Genetic factors are also known to play a role in rotator cuff disease. The relative risk of symptomatic full-thickness tears in siblings versus controls has been estimated to be 2.42 in a retrospective cohort study.22 The role of smoking in the pathogenesis of rotator cuff tear is questionable.23 None of these were identified as risk factors in our study.
In a histological study involving 40 patients with chronic rotator cuff tears, there was no evidence to suggest that the larger tears had received a greater number of injections.24
The results of our study with a much larger sample size confirm that there is no significant association between the number of corticosteroid subacromial injections and an increase in the incidence of rotator cuff tears.

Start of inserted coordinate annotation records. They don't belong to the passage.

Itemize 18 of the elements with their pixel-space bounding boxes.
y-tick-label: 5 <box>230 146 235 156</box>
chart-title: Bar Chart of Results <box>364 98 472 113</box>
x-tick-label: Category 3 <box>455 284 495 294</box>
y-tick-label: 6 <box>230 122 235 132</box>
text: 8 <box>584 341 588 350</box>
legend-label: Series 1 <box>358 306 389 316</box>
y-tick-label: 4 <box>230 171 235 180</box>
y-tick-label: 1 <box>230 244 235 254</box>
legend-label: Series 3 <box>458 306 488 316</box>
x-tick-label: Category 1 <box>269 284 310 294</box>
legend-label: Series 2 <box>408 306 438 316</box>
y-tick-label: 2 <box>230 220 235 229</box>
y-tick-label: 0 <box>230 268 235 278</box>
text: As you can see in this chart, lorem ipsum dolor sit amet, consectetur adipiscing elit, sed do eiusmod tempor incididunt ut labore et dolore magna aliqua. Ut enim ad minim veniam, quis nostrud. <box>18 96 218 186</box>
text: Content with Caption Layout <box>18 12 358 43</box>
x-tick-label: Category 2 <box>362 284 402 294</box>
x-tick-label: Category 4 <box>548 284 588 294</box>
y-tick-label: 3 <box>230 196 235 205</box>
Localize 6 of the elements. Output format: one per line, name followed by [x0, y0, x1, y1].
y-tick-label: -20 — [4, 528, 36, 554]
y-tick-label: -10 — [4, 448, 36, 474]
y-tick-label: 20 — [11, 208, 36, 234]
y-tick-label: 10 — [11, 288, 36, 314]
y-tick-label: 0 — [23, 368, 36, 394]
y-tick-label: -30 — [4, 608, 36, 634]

The accuracy of MRI in diagnosis of rotator cuff tears could also be brought in to question. MRI has previously been shown to have high accuracy in diagnosis.25–27 In our cohort, 80 patients went on to have surgery. A comparison of operative findings with the MRI findings revealed an accuracy of 84%, a comparable figure. Either way, the limited accuracy of MRI should affect both groups and not bias the overall results.
This retrospective, case-controlled study no doubt has limitations; a prospective study design with an MRI scan prior to commencing steroid injections to rule out a rotator cuff tear followed by another scan at the completion would have been more robust. However, this study design would mean inappropriate use of MRI scanning as some patients improve with conservative treatment and do not require further investigations. It is, therefore, not cost effective. It may also be considered unethical to carry out a prospective randomised and controlled study in which one group would receive a larger number of injections.
We have investigated a specific question of the relationship between steroid injections and subsequent rotator cuff tendon rupture. This study does not undermine the importance of earlier diagnosis and surgical treatment if steroid injections are not effective or have short-lived response.